I walked back to the suite, each step echoing in the silent hall. The air in the room felt thick with unspoken words, the aftermath of our tangled emotions. She was sitting by the window, staring out at the gardens, back to me. Her posture was stiff, her shoulders hunched. Cold and guarded, just as I expected.

I closed the door softly behind me, the click of the latch loud in the quiet room. She didn’t turn immediately. She probably assumed it was just one of the guards.

“Katria,” I said, my voice low, trying to imbue it with a calm I didn’t entirely feel.

Her shoulders stiffened further, and she slowly turned to face me.
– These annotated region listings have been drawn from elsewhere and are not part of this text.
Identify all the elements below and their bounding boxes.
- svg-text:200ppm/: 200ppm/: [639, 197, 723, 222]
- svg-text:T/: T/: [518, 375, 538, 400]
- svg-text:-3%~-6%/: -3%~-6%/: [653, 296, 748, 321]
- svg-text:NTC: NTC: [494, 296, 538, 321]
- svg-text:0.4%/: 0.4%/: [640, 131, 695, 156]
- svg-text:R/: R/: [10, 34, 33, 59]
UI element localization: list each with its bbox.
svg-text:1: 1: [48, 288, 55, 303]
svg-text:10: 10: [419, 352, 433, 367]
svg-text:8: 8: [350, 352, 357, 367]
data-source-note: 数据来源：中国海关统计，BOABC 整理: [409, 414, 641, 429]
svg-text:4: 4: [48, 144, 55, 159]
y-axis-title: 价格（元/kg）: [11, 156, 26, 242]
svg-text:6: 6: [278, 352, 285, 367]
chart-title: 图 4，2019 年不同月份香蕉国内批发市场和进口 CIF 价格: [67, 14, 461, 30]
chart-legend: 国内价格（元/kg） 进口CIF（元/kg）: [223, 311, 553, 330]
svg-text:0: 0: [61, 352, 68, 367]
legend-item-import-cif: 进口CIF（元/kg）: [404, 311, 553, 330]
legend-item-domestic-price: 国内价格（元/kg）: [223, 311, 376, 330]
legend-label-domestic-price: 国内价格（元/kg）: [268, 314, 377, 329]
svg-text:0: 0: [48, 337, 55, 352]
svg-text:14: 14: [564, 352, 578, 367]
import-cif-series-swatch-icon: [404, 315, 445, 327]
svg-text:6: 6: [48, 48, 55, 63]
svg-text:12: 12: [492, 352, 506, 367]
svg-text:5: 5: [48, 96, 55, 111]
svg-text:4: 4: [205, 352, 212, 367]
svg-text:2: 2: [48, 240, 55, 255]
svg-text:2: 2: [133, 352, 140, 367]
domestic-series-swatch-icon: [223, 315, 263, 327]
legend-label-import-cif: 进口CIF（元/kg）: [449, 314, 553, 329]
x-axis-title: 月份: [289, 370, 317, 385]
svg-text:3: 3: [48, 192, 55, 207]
Her eyes were shadowed, her expression distant, guarded. The vulnerability from last night was gone, replaced by a cool suspicion. She probably thought I was here to deliver another punishment, another demand.

“Danil,” she replied, her voice flat, devoid of emotion. She didn’t ask me why I was there. She didn’t ask what I wanted. She simply waited, her silence a challenge.

I walked closer, stopping a few from her. “I have something important to discuss with you.” I held up the folder. “These are documents. They require your signature.”

Her eyes flickered to the folder, then back to my face, a flicker of apprehension mixed with suspicion. “Documents? What kind of documents?” Her voice was laced with a wary curiosity.

“They’re asset transfer papers for Sivella Holdings,” I explained, trying to keep my voice even, devoid of any hidden agenda. “We need you to sign them.”

Her jaw tightened. “Sivella Holdings? Why me? And what for?” Her eyes narrowed, the guardedness intensifying. “Is this another one of your tests, Danil?”